Pan-Africanism is an ideology that recognizes the struggles of all people of African descent as one. As a movement, it advocated for the unification of all Black people, and in its early beginnings, the independence of African countries and tackling inequality in the West.
Pan-Africanism first took shape in the mid-19th century as two African-Americans, Martin Delany and Alexander Crummel, and West Indian Edward Blyden, came up with the idea that African-Americans should return to their homeland to create their own nation and “civilize” those who lived there. Later, in the early 20th century, W.E.B DuBois, one of the most prominent scholars in Africa at the time, made the famous statement, “the problem of the twentieth century is the problem of the color line”. DuBois turned the American “Negro Problem” into one that Blacks on both sides of the Atlantic could identify with, as Africans dealt with the growing pains of colonization.
Marcus Garvey, the founder of the Universal Negro Improvement Association, planned to transport African-Americans back to Africa on the Black Star Line, a ship as well as a method to spread Black businesses. His plan ultimately failed. Several others also contributed to Pan-Africanist thought in the years between the 1920’s and the 1940’s.
Africans started to take over the movement in the late 40’s, led by Ghana’s first president Kwame Nkrumah, who pushed his country to independence in 1957. This was the first African country to gain freedom from European rule and was applauded by Africans in the West.
By the late 1960s, Pan-Africanism took on a new form in the Black Power movement of the United States, which prompted African-Americans to embrace their African roots and cultures. Another movement that began in the 60’s was the Afrocentric movement which centered on the history of Africans and their contributions to society.
The Pan-African Congress was a formal organization that came out of the movement, the first meeting taking place in 1900. Only six Congresses were held before its end in 1974, but its successors were the Organization for African Unity and later the African Union, which began in 2002 and only represented the interests of African countries.
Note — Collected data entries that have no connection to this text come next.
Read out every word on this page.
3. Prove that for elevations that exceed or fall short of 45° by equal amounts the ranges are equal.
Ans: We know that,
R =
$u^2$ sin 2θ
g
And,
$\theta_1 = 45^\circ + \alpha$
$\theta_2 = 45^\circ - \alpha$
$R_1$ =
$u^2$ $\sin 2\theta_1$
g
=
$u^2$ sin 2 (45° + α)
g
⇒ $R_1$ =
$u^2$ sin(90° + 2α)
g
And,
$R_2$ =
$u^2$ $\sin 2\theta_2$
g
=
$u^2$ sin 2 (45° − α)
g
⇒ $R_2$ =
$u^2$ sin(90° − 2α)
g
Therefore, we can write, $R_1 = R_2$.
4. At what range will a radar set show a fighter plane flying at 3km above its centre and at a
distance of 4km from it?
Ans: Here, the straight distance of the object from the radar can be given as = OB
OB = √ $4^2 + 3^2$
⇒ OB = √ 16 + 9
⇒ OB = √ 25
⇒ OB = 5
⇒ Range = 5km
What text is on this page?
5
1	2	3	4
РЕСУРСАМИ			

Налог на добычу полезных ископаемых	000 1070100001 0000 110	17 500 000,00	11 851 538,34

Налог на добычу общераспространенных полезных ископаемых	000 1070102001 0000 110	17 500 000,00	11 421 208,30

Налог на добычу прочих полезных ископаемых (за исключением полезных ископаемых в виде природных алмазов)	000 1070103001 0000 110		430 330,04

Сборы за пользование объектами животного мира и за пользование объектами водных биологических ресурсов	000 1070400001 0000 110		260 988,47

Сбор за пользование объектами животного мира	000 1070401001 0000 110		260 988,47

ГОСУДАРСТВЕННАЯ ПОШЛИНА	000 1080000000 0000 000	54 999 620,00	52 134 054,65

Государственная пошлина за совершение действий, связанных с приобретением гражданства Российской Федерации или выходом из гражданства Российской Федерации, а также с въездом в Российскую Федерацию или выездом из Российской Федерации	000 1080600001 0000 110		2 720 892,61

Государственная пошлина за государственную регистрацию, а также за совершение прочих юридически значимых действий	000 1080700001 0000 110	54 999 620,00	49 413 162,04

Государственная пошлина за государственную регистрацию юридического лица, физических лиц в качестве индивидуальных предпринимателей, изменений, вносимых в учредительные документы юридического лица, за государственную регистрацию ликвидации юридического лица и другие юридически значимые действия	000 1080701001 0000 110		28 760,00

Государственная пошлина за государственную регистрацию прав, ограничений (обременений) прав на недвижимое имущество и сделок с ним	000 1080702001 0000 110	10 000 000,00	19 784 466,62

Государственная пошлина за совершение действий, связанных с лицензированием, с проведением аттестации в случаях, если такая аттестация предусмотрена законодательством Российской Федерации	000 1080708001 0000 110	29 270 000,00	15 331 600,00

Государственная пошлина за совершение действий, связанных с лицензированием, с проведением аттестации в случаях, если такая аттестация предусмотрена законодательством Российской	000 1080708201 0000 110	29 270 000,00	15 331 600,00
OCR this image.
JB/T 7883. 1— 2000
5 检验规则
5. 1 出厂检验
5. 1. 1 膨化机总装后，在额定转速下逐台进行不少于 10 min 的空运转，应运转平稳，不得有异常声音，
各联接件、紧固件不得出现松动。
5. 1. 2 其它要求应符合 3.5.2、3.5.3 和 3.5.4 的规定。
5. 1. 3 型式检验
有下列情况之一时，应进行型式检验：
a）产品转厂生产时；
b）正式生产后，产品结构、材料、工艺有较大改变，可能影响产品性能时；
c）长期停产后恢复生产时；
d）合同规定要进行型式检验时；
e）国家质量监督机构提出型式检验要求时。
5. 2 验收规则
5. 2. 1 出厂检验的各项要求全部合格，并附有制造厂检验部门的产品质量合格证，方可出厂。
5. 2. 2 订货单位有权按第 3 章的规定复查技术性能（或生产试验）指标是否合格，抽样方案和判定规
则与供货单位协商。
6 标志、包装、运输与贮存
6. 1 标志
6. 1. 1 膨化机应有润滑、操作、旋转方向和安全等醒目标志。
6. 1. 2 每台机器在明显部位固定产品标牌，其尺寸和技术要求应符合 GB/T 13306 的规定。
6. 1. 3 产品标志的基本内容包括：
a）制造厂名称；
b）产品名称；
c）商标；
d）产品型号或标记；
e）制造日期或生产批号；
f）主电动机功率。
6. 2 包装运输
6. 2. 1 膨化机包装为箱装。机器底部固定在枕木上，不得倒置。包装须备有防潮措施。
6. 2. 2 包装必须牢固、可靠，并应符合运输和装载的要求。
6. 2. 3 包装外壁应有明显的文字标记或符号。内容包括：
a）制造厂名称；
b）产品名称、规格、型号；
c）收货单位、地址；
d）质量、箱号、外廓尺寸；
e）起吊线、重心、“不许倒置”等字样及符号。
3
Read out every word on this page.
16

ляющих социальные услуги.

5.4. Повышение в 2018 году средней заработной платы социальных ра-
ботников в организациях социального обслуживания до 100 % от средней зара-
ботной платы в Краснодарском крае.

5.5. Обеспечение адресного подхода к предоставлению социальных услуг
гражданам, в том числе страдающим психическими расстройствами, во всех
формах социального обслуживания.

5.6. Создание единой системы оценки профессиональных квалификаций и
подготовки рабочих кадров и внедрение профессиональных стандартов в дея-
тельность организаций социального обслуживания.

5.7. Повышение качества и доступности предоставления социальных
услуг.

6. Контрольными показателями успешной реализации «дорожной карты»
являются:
We still need Pan-Africanism, maybe now more than ever. African-Americans are facing police brutality and mass incarceration while Africans are facing extreme poverty and hunger. Pan-Africanism was a bridge across the vast ocean, connecting African-Americans and Africans. The Pan-Africanist theory evolved through decades, shifting into different shapes, and reaching different people. Now, we wait for Pan-Africanism to make its way back to us.